Yaratılan her varlığın bir gayesi, bir hedefi vardır. 
Mevcudiyeti bir misyonun icrası içindir. İnsanoğlu aklıyla, vicdanıyla, merhametiyle ve başkaca birçok özellikleriyle diğer yaratılanlardan farklıdır.
“O”nun misyonu, çok daha geniştir, kapsayıcıdır. 
Canlı ve cansız tüm varlıklara karşı sorumlulukları vardır. 
Öyleyse bütün eylemlerimiz, çabalarımız, niyetlerimiz bu misyonumuza, yaratılış gayemize uygun olmalıdır.
İnsan olarak büyük bir lütufla gözlerimizi açtığımız bu dünyada, ağlamak ve gülmek arasında binlerce halden hale giriyoruz. 
Seviniyoruz, üzülüyoruz, endişeleniyoruz, korkuyoruz, öfkeleniyoruz, mutluluktan uçuyoruz… 
Halep’te patlayan bir bombayla yıkılan bir binanın enkazının altında parlayan canlı bir çift göz gördüğümüzde üzüntüyle, sevinci aynı anda yaşıyoruz. 
Bir yanda harap olan bir şehir, bir yanda her şeye rağmen hayata tutunan bir insan.
Bir yandan, Mardin’in Derik ilçesinde yapılan alçakça saldırı sonucu şehit olan Kaymakamımızın, görev aşkıyla, yiğitliğiyle gurur duyuyoruz, aynı zamanda hainlere karşı bir öfke patlaması yaşıyoruz. 
Biz bu dünyanın insanıyız, bu dünyadan alıyoruz bütün bu duygu, düşünce ve sermayemizi.
Mesele bu kadar gelgitlerin yaşandığı bu dünyada her şeye rağmen insan olabilmek, insan kalabilmek. 
Bir yaraya merhem olabilmek. 
Yaratılış gayemize uygun olarak bir yaşam sürebilmek. 
Bu da vicdanlı olmaktan geçer. 
Vicdanla bağını koparıp atmış bir kalp, ne yaşam belirtisi, nede insan olma kaygısı taşır. 
Çok iyi bir siyasetçi, çok iyi bir bürokrat, çok büyük bir zengin olan ama çok az hisseden biri, insan olma melekelerini kaybetmeye başlamış demektir.
Bu misyonu taşımak demek kanadı kırık bir kuşa kanat olabilmek demek. 
Onu yerden iki elimizle kavrayıp incitmeden kalbimizin hizasına kaldırıp, bir tabibe ulaştırmak demek. 
Yaratılan bütün canlı ve cansız varlıkların bir misyonla görevlendirildiğini bilir. 
Bu misyonun hizmetçisi olmaya talip olur.
Ağlayan göze mendil, görmeyen göze “fer “ olabilmek demek. 
Gözyaşlarını silip, karanlık dünyasına ışık olmak demek. 
Umut olmak, onun derdiyle dertlenip, yarınlara daha güvenli tutunmasını sağlamak demek.
Uçurumun kenarında güvenle tutulacak bir el, yolunu kaybedenlere rehber, dalgalardan kaçanları kucaklayacak bir liman olmak demek.
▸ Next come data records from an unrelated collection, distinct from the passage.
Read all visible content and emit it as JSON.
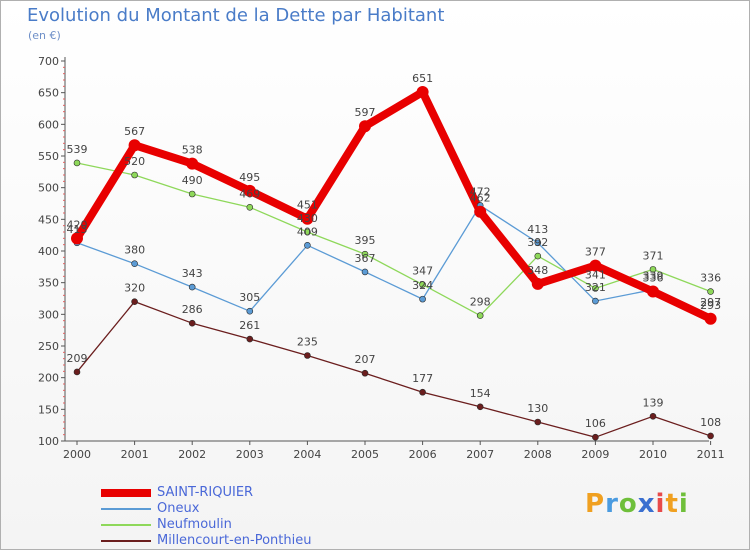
{
  "header": {
    "title": "Evolution du Montant de la Dette par Habitant",
    "unit": "(en €)"
  },
  "logo": {
    "text": "Proxiti",
    "letters": [
      "P",
      "r",
      "o",
      "x",
      "i",
      "t",
      "i"
    ],
    "colors": [
      "#f0a020",
      "#4a9be0",
      "#6fbf3a",
      "#3a6fd0",
      "#e84a4a",
      "#f0a020",
      "#6fbf3a"
    ]
  },
  "chart_data": {
    "type": "line",
    "title": "Evolution du Montant de la Dette par Habitant",
    "subtitle": "(en €)",
    "x": [
      "2000",
      "2001",
      "2002",
      "2003",
      "2004",
      "2005",
      "2006",
      "2007",
      "2008",
      "2009",
      "2010",
      "2011"
    ],
    "ylim": [
      100,
      700
    ],
    "yticks": [
      "100",
      "150",
      "200",
      "250",
      "300",
      "350",
      "400",
      "450",
      "500",
      "550",
      "600",
      "650",
      "700"
    ],
    "grid": false,
    "legend": "bottom-left",
    "series": [
      {
        "name": "SAINT-RIQUIER",
        "color": "#e80000",
        "values": [
          420,
          567,
          538,
          495,
          451,
          597,
          651,
          462,
          348,
          377,
          336,
          293
        ]
      },
      {
        "name": "Oneux",
        "color": "#5b9bd5",
        "values": [
          413,
          380,
          343,
          305,
          409,
          367,
          324,
          472,
          413,
          321,
          339,
          297
        ]
      },
      {
        "name": "Neufmoulin",
        "color": "#8ed85a",
        "values": [
          539,
          520,
          490,
          469,
          430,
          395,
          347,
          298,
          392,
          341,
          371,
          336
        ]
      },
      {
        "name": "Millencourt-en-Ponthieu",
        "color": "#6b1e1e",
        "values": [
          209,
          320,
          286,
          261,
          235,
          207,
          177,
          154,
          130,
          106,
          139,
          108
        ]
      }
    ]
  }
}
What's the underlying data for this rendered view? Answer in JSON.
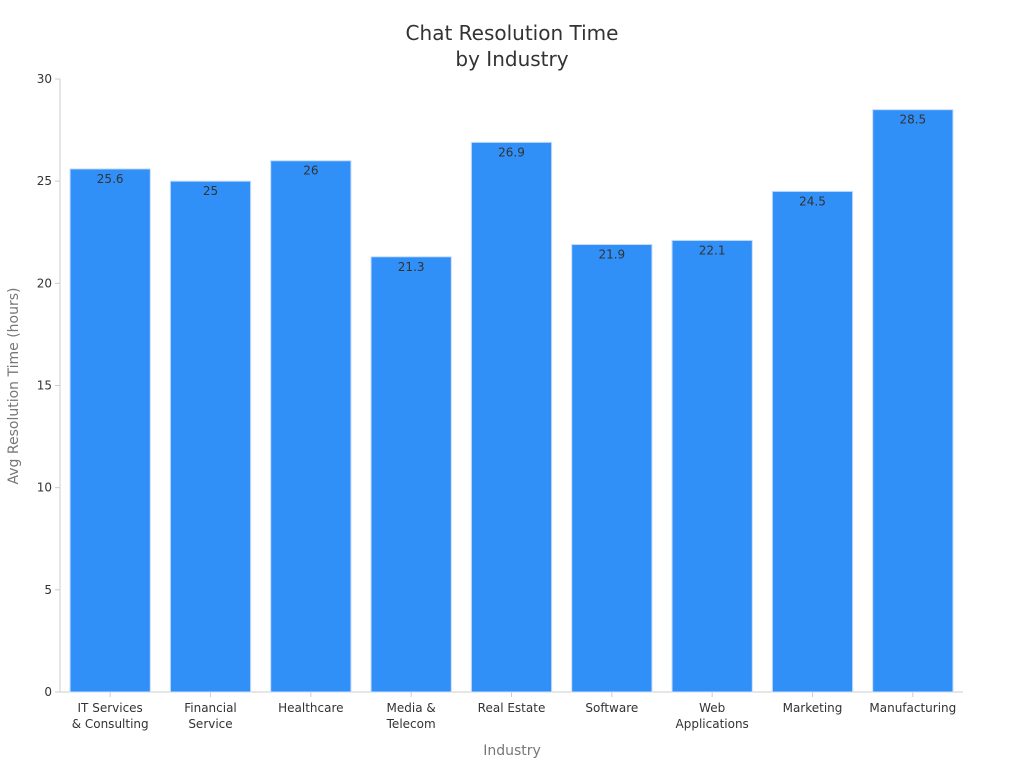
{
  "chart_data": {
    "type": "bar",
    "title_lines": [
      "Chat Resolution Time",
      "by Industry"
    ],
    "xlabel": "Industry",
    "ylabel": "Avg Resolution Time (hours)",
    "categories": [
      [
        "IT Services",
        "& Consulting"
      ],
      [
        "Financial",
        "Service"
      ],
      [
        "Healthcare"
      ],
      [
        "Media &",
        "Telecom"
      ],
      [
        "Real Estate"
      ],
      [
        "Software"
      ],
      [
        "Web",
        "Applications"
      ],
      [
        "Marketing"
      ],
      [
        "Manufacturing"
      ]
    ],
    "values": [
      25.6,
      25,
      26,
      21.3,
      26.9,
      21.9,
      22.1,
      24.5,
      28.5
    ],
    "value_labels": [
      "25.6",
      "25",
      "26",
      "21.3",
      "26.9",
      "21.9",
      "22.1",
      "24.5",
      "28.5"
    ],
    "ylim": [
      0,
      30
    ],
    "yticks": [
      0,
      5,
      10,
      15,
      20,
      25,
      30
    ],
    "grid": false,
    "legend": "none",
    "bar_color": "#3090f8"
  }
}
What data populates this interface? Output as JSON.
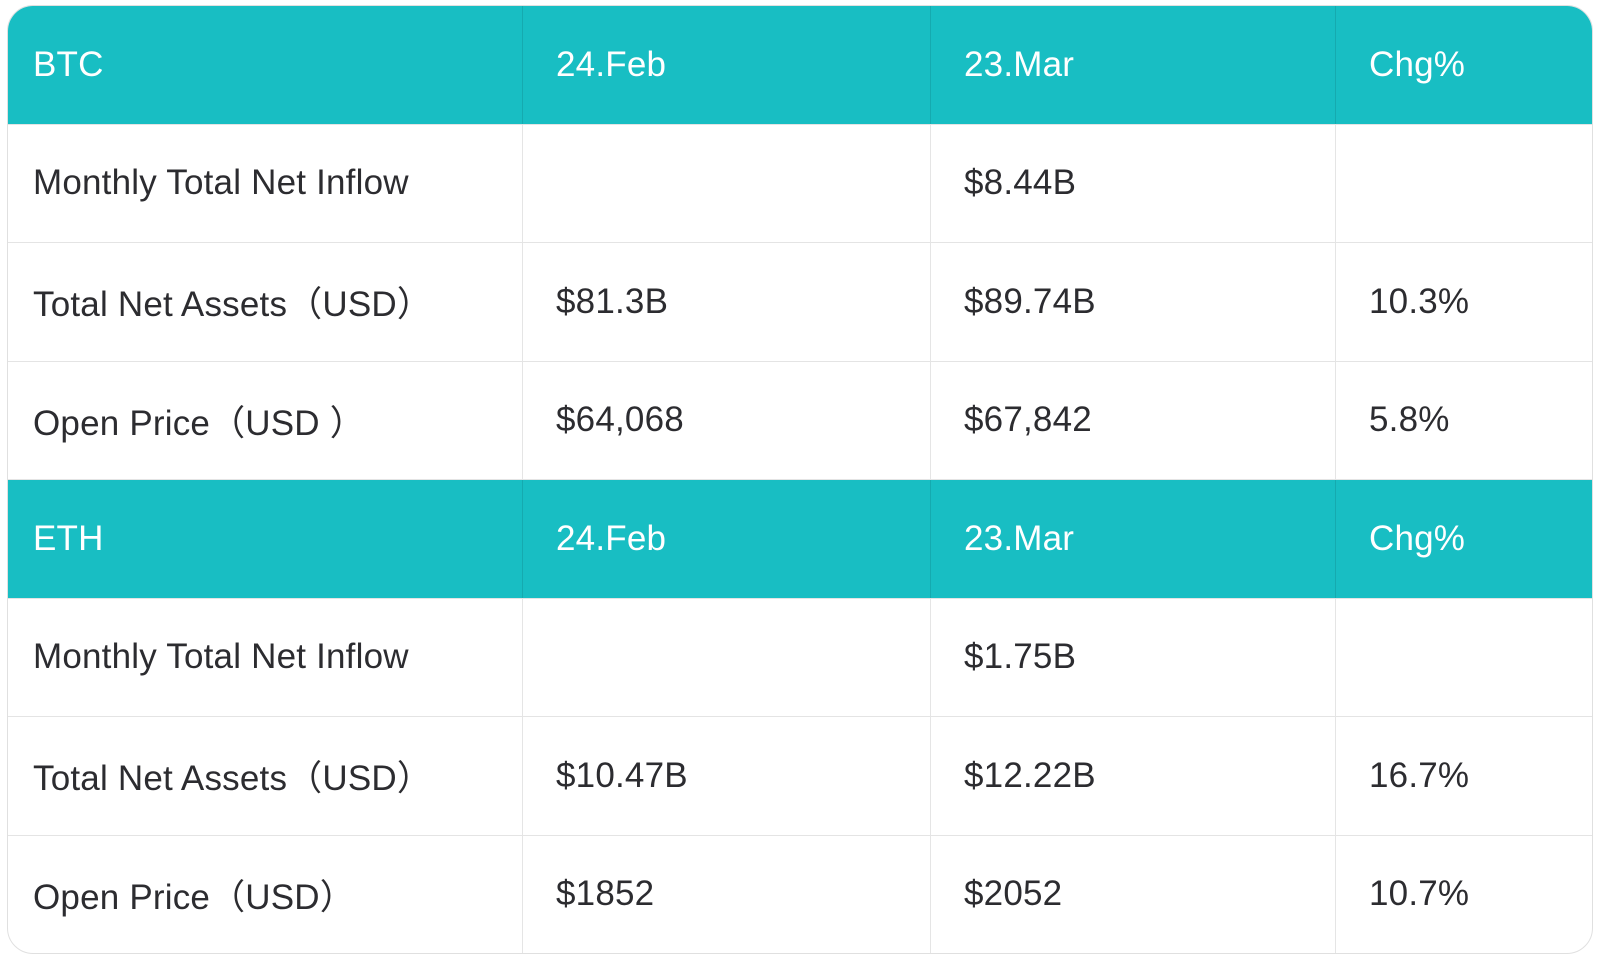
{
  "theme": {
    "header_bg": "#18bec3",
    "header_text": "#ffffff",
    "body_text": "#2c2c30",
    "page_bg": "#ffffff",
    "card_border": "#e0e0e0",
    "row_divider": "#e4e4e4"
  },
  "table": {
    "sections": [
      {
        "header": {
          "asset": "BTC",
          "col_feb": "24.Feb",
          "col_mar": "23.Mar",
          "col_chg": "Chg%"
        },
        "rows": [
          {
            "label": "Monthly Total Net Inflow",
            "feb": "",
            "mar": "$8.44B",
            "chg": ""
          },
          {
            "label": "Total Net Assets（USD）",
            "feb": "$81.3B",
            "mar": "$89.74B",
            "chg": "10.3%"
          },
          {
            "label": "Open Price（USD ）",
            "feb": "$64,068",
            "mar": "$67,842",
            "chg": "5.8%"
          }
        ]
      },
      {
        "header": {
          "asset": "ETH",
          "col_feb": "24.Feb",
          "col_mar": "23.Mar",
          "col_chg": "Chg%"
        },
        "rows": [
          {
            "label": "Monthly Total Net Inflow",
            "feb": "",
            "mar": "$1.75B",
            "chg": ""
          },
          {
            "label": "Total Net Assets（USD）",
            "feb": "$10.47B",
            "mar": "$12.22B",
            "chg": "16.7%"
          },
          {
            "label": "Open Price（USD）",
            "feb": "$1852",
            "mar": "$2052",
            "chg": "10.7%"
          }
        ]
      }
    ]
  },
  "chart_data": {
    "type": "table",
    "tables": [
      {
        "title": "BTC",
        "columns": [
          "BTC",
          "24.Feb",
          "23.Mar",
          "Chg%"
        ],
        "rows": [
          [
            "Monthly Total Net Inflow",
            "",
            "$8.44B",
            ""
          ],
          [
            "Total Net Assets（USD）",
            "$81.3B",
            "$89.74B",
            "10.3%"
          ],
          [
            "Open Price（USD ）",
            "$64,068",
            "$67,842",
            "5.8%"
          ]
        ]
      },
      {
        "title": "ETH",
        "columns": [
          "ETH",
          "24.Feb",
          "23.Mar",
          "Chg%"
        ],
        "rows": [
          [
            "Monthly Total Net Inflow",
            "",
            "$1.75B",
            ""
          ],
          [
            "Total Net Assets（USD）",
            "$10.47B",
            "$12.22B",
            "16.7%"
          ],
          [
            "Open Price（USD）",
            "$1852",
            "$2052",
            "10.7%"
          ]
        ]
      }
    ]
  }
}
Yaşatmak temel gayesidir. 
Dünyanın her köşesinden zalimlerin zulmünden kaçanlara adaletiyle merhametiyle gönlünü açan demek. 
Suriye’de, Irak’ta, Bosna’da nerde bir mazlum görse, onlara kol ve kanat olur. 
Aman yav, bana ne demez.
Etrafımızda yurdu yuvası dağılan insanlara bir ev, sokaklarda aç susuz gezen canlılara bir ekmek, sevdiklerinden haber alamayanlara bir telefon, savaşı bitirecek barış, ağlayan anaların yüreklerine merhem olabilmek demek. 
Kin ve haset tohumlarını yüreklerden söküp atan, yerine sevgi ve kardeşliği yerleştiren bir cerrah olabilmek demek. 
İnsan olmak demek, bir yaraya merhem olmak demek.